Depuis le Moyen-Âge, nous pouvons parler d’évolution théâtrale. Le théâtre que nous connaissons aujourd’hui, fort des marques du classicisme sur lequel il s’est d’abord appuyé pour mieux s’en éloigner par la suite, est bien différent de celui dont nous avons parlé tout au long de notre démonstration. D’abord il n’est plus religieux, ou pas majoritairement, ensuite, il est fortement incité par l’écrit. Certes il nous est offert des représentations théâtrales, que l’on voit et écoute, mais celles-ci sont écrites et travaillées d’abord sur papier. Au fil du temps, le théâtre a bien heureusement évolué pour peut-être même dériver sur le cinéma et la télévision. N’oublions la fonction primitive de celui-ci qui était d’informer et de renseigner sur l’actualité. La télévision serait en quelque sorte le théâtre de la vie, théâtre politique, économique et social. 

Nous avons donc pu voir la naissance de la représentation théâtrale dans nos églises, l’évolution dramatique d’abord liturgique puis peu à peu comique, voir même satirique, et la pérennité des genres, ou plutôt leur mutation plus ou moins digressive. Puisque nous sommes dans une logique évolutive, nous pouvons nous demander comment sera le théâtre dans plusieurs décennies. Cette question nous pouvons d’ailleurs l’étendre à la littérature toute entière. Quels mouvements littéraires et artistiques allons nous encore inventer ? Après le « boom « de la télé réalité, qu’allons-nous encore théâtraliser après la vie elle-même, notre vie ? 

 

BIBLIOGRAPHIE

 

CALVET J., Manuel Illustré d’Histoire de la Littérature Française, J. de Gigord Éditeur, Paris, 1923, 748 pages.

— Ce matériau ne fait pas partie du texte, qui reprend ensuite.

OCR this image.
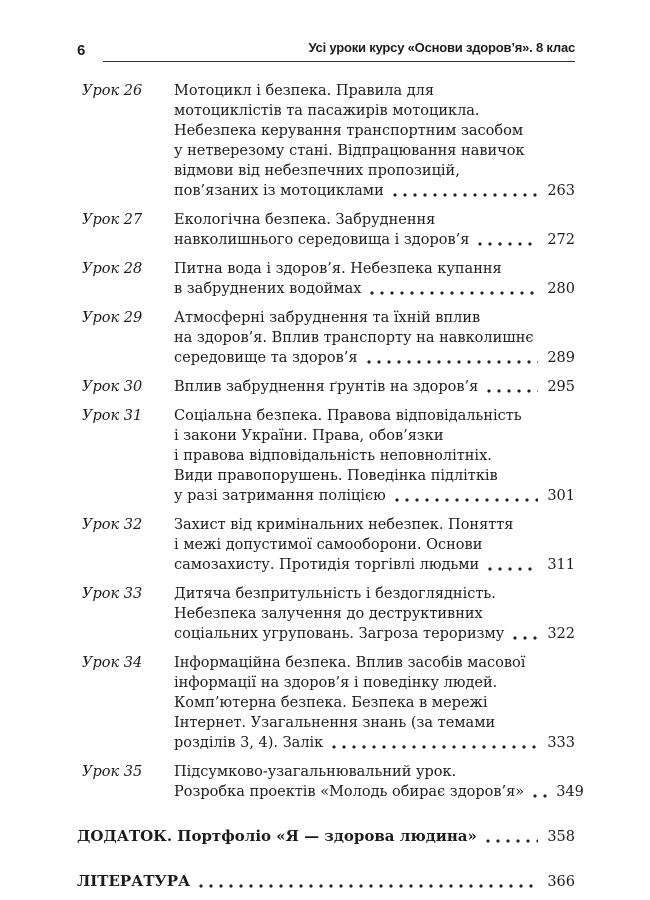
6	Усі уроки курсу «Основи здоров’я». 8 клас
Урок 26	Мотоцикл і безпека. Правила для
мотоциклістів та пасажирів мотоцикла.
Небезпека керування транспортним засобом
у нетверезому стані. Відпрацювання навичок
відмови від небезпечних пропозицій,
пов’язаних із мотоциклами	263
Урок 27	Екологічна безпека. Забруднення
навколишнього середовища і здоров’я	272
Урок 28	Питна вода і здоров’я. Небезпека купання
в забруднених водоймах	280
Урок 29	Атмосферні забруднення та їхній вплив
на здоров’я. Вплив транспорту на навколишнє
середовище та здоров’я	289
Урок 30	Вплив забруднення ґрунтів на здоров’я	295
Урок 31	Соціальна безпека. Правова відповідальність
і закони України. Права, обов’язки
і правова відповідальність неповнолітніх.
Види правопорушень. Поведінка підлітків
у разі затримання поліцією	301
Урок 32	Захист від кримінальних небезпек. Поняття
і межі допустимої самооборони. Основи
самозахисту. Протидія торгівлі людьми	311
Урок 33	Дитяча безпритульність і бездоглядність.
Небезпека залучення до деструктивних
соціальних угруповань. Загроза тероризму	322
Урок 34	Інформаційна безпека. Вплив засобів масової
інформації на здоров’я і поведінку людей.
Комп’ютерна безпека. Безпека в мережі
Інтернет. Узагальнення знань (за темами
розділів 3, 4). Залік	333
Урок 35	Підсумково-узагальнювальний урок.
Розробка проектів «Молодь обирає здоров’я» 349
ДОДАТОК. Портфоліо «Я — здорова людина»	358
ЛІТЕРАТУРА	366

COHEN Gustave, Études d’Histoire du Théâtre en France au Moyen-Âge et à la Renaissance, NRF Gallimard, Paris, 1956, 452 pages.

DUFOURNET Jean et LACHET Claude, La Littérature française du Moyen Âge, « II. Théâtre et Poésie «, GF Flammarion, Paris, 2003, 620 pages.

STRUBEL Armand, Le Théâtre au Moyen-Âge, Naissance d’une littérature dramatique, coll. « Amphi Lettres «, Bréal, Paris, 2003, 223 pages.